Sigmoid Linear Unit (also called Swish): x * sigmoid(x). The primary activation in LLaMA feed-forward layers.

swiglu

pub fn swiglu(a: f32, b: f32) f32

SwiGLU gated activation: silu(a) * b. The gating mechanism used in LLaMA feed-forward networks. Takes two inputs -- one passes through SiLU, the other acts as a gate.

geglu

pub fn geglu(a: f32, b: f32) f32

GeGLU gated activation: gelu(a) * b. Variant of SwiGLU using GELU instead of SiLU.

glu

pub fn glu(a: f32, b: f32) f32

Gated Linear Unit: sigmoid(a) * b. The original gating mechanism from Dauphin et al. (2017).

sigmoid

pub fn sigmoid(x: f32) f32

Logistic sigmoid: 1 / (1 + exp(-x)). Maps any real number to the range (0, 1).

tanh_activation

pub fn tanh_activation(x: f32) f32

Hyperbolic tangent: (exp(x) - exp(-x)) / (exp(x) + exp(-x)). Maps to the range (-1, 1). Named tanh_activation to avoid shadowing std.math.tanh.


Error Types

Activation functions are pure scalar operations and do not return errors.
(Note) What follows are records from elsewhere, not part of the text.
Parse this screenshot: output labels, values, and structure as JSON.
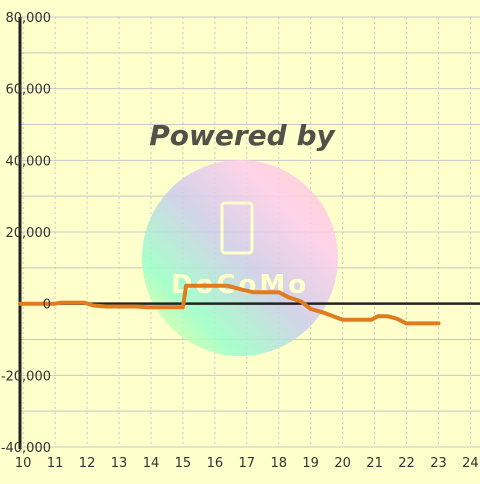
{
  "watermark": {
    "text": "Powered by",
    "logo_text": "DoCoMo"
  },
  "colors": {
    "background": "#ffffcc",
    "grid": "#c8c8c8",
    "axis": "#222222",
    "line": "#e07b20",
    "tick_label": "#333333"
  },
  "chart_data": {
    "type": "line",
    "title": "",
    "xlabel": "",
    "ylabel": "",
    "xlim": [
      9.9,
      24.3
    ],
    "ylim": [
      -40000,
      80000
    ],
    "x_ticks": [
      "10",
      "11",
      "12",
      "13",
      "14",
      "15",
      "16",
      "17",
      "18",
      "19",
      "20",
      "21",
      "22",
      "23",
      "24"
    ],
    "y_ticks": [
      "-40,000",
      "-20,000",
      "0",
      "20,000",
      "40,000",
      "60,000",
      "80,000"
    ],
    "grid": true,
    "series": [
      {
        "color": "#e07b20",
        "points": [
          [
            9.9,
            0
          ],
          [
            11.0,
            0
          ],
          [
            11.2,
            300
          ],
          [
            11.9,
            300
          ],
          [
            12.2,
            -500
          ],
          [
            12.6,
            -800
          ],
          [
            13.5,
            -800
          ],
          [
            13.9,
            -1000
          ],
          [
            14.2,
            -1000
          ],
          [
            15.0,
            -1000
          ],
          [
            15.1,
            5000
          ],
          [
            16.4,
            5000
          ],
          [
            16.9,
            3800
          ],
          [
            17.2,
            3200
          ],
          [
            18.0,
            3200
          ],
          [
            18.3,
            1800
          ],
          [
            18.7,
            600
          ],
          [
            19.0,
            -1500
          ],
          [
            19.4,
            -2500
          ],
          [
            20.0,
            -4500
          ],
          [
            20.9,
            -4500
          ],
          [
            21.1,
            -3500
          ],
          [
            21.4,
            -3500
          ],
          [
            21.7,
            -4200
          ],
          [
            22.0,
            -5500
          ],
          [
            22.5,
            -5500
          ],
          [
            23.0,
            -5500
          ]
        ]
      }
    ]
  }
}
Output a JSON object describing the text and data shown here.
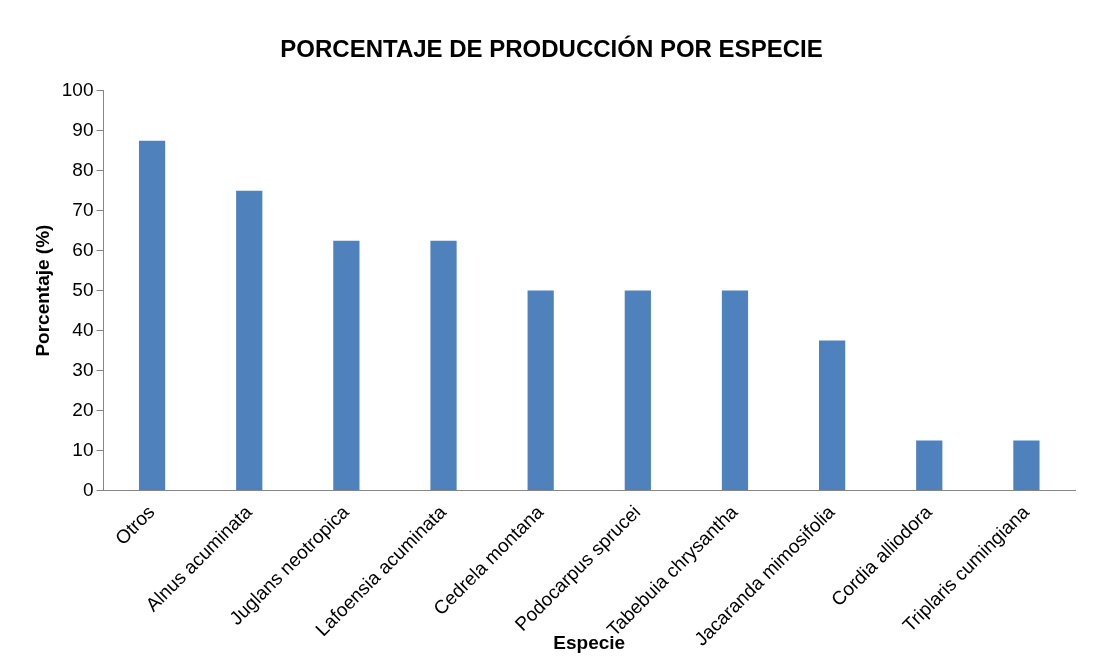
{
  "chart_data": {
    "type": "bar",
    "title": "PORCENTAJE DE PRODUCCIÓN POR ESPECIE",
    "xlabel": "Especie",
    "ylabel": "Porcentaje (%)",
    "categories": [
      "Otros",
      "Alnus acuminata",
      "Juglans neotropica",
      "Lafoensia acuminata",
      "Cedrela montana",
      "Podocarpus sprucei",
      "Tabebuia chrysantha",
      "Jacaranda mimosifolia",
      "Cordia alliodora",
      "Triplaris cumingiana"
    ],
    "values": [
      87.5,
      75,
      62.5,
      62.5,
      50,
      50,
      50,
      37.5,
      12.5,
      12.5
    ],
    "color": "#4f81bd",
    "ylim": [
      0,
      100
    ],
    "yticks": [
      0,
      10,
      20,
      30,
      40,
      50,
      60,
      70,
      80,
      90,
      100
    ],
    "grid": false,
    "legend": false
  }
}
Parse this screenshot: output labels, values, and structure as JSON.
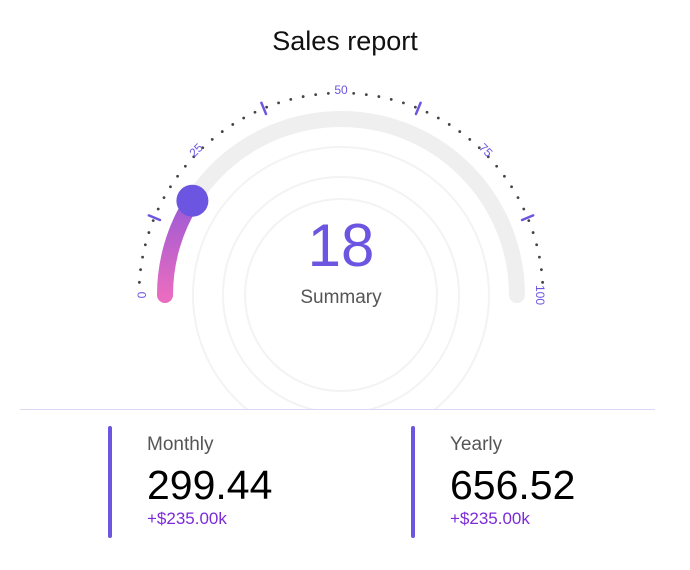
{
  "title": "Sales report",
  "chart_data": {
    "type": "gauge",
    "min": 0,
    "max": 100,
    "value": 18,
    "value_label": "18",
    "center_label": "Summary",
    "tick_labels": [
      "0",
      "25",
      "50",
      "75",
      "100"
    ],
    "colors": {
      "progress_start": "#e86cc0",
      "progress_end": "#9b59d6",
      "knob": "#6c55e0",
      "track": "#efefef",
      "value_text": "#6c55e0",
      "tick": "#6c55e0",
      "dots": "#444444"
    }
  },
  "stats": [
    {
      "label": "Monthly",
      "value": "299.44",
      "change": "+$235.00k"
    },
    {
      "label": "Yearly",
      "value": "656.52",
      "change": "+$235.00k"
    }
  ]
}
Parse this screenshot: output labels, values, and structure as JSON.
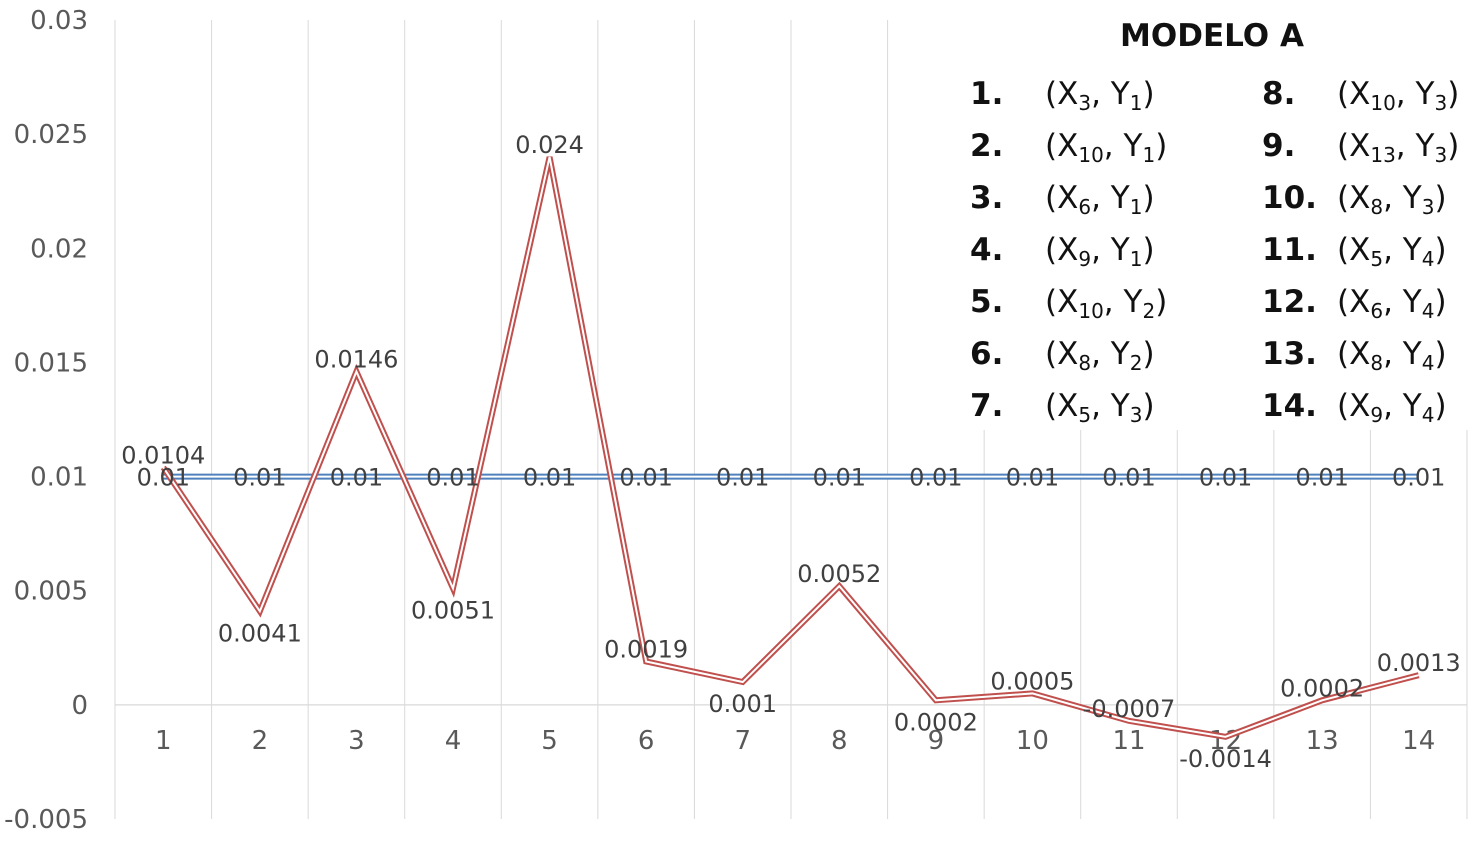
{
  "chart_data": {
    "type": "line",
    "categories": [
      "1",
      "2",
      "3",
      "4",
      "5",
      "6",
      "7",
      "8",
      "9",
      "10",
      "11",
      "12",
      "13",
      "14"
    ],
    "series": [
      {
        "color": "#c0504d",
        "values": [
          0.0104,
          0.0041,
          0.0146,
          0.0051,
          0.024,
          0.0019,
          0.001,
          0.0052,
          0.0002,
          0.0005,
          -0.0007,
          -0.0014,
          0.0002,
          0.0013
        ],
        "labels": [
          "0.0104",
          "0.0041",
          "0.0146",
          "0.0051",
          "0.024",
          "0.0019",
          "0.001",
          "0.0052",
          "0.0002",
          "0.0005",
          "-0.0007",
          "-0.0014",
          "0.0002",
          "0.0013"
        ]
      },
      {
        "color": "#4f81bd",
        "values": [
          0.01,
          0.01,
          0.01,
          0.01,
          0.01,
          0.01,
          0.01,
          0.01,
          0.01,
          0.01,
          0.01,
          0.01,
          0.01,
          0.01
        ],
        "labels": [
          "0.01",
          "0.01",
          "0.01",
          "0.01",
          "0.01",
          "0.01",
          "0.01",
          "0.01",
          "0.01",
          "0.01",
          "0.01",
          "0.01",
          "0.01",
          "0.01"
        ]
      }
    ],
    "yticks": [
      "-0.005",
      "0",
      "0.005",
      "0.01",
      "0.015",
      "0.02",
      "0.025",
      "0.03"
    ],
    "ylim": [
      -0.005,
      0.03
    ],
    "grid": "vertical",
    "title": "",
    "xlabel": "",
    "ylabel": ""
  },
  "legend": {
    "title": "MODELO A",
    "items": [
      {
        "num": "1.",
        "x": "X",
        "xsub": "3",
        "y": "Y",
        "ysub": "1"
      },
      {
        "num": "2.",
        "x": "X",
        "xsub": "10",
        "y": "Y",
        "ysub": "1"
      },
      {
        "num": "3.",
        "x": "X",
        "xsub": "6",
        "y": "Y",
        "ysub": "1"
      },
      {
        "num": "4.",
        "x": "X",
        "xsub": "9",
        "y": "Y",
        "ysub": "1"
      },
      {
        "num": "5.",
        "x": "X",
        "xsub": "10",
        "y": "Y",
        "ysub": "2"
      },
      {
        "num": "6.",
        "x": "X",
        "xsub": "8",
        "y": "Y",
        "ysub": "2"
      },
      {
        "num": "7.",
        "x": "X",
        "xsub": "5",
        "y": "Y",
        "ysub": "3"
      },
      {
        "num": "8.",
        "x": "X",
        "xsub": "10",
        "y": "Y",
        "ysub": "3"
      },
      {
        "num": "9.",
        "x": "X",
        "xsub": "13",
        "y": "Y",
        "ysub": "3"
      },
      {
        "num": "10.",
        "x": "X",
        "xsub": "8",
        "y": "Y",
        "ysub": "3"
      },
      {
        "num": "11.",
        "x": "X",
        "xsub": "5",
        "y": "Y",
        "ysub": "4"
      },
      {
        "num": "12.",
        "x": "X",
        "xsub": "6",
        "y": "Y",
        "ysub": "4"
      },
      {
        "num": "13.",
        "x": "X",
        "xsub": "8",
        "y": "Y",
        "ysub": "4"
      },
      {
        "num": "14.",
        "x": "X",
        "xsub": "9",
        "y": "Y",
        "ysub": "4"
      }
    ]
  }
}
Overflow/underflow is handled gracefully -- sigmoid clamps to avoid inf, and gelu uses the tanh approximation for numerical stability.


Usage Example

const act = @import("zigllama").neural_primitives.activations;

// Single-element activations
const x: f32 = -0.5;
const r = act.relu(x);          // 0.0
const s = act.silu(x);          // -0.1881
const g = act.gelu(x);          // -0.1543

// SwiGLU gating (used in LLaMA FFN)
const gate_input: f32 = 1.2;
const up_input: f32 = 0.8;
const result = act.swiglu(gate_input, up_input);

// Apply to a tensor manually
for (tensor.data) |*elem| {
    elem.* = act.silu(elem.*);
}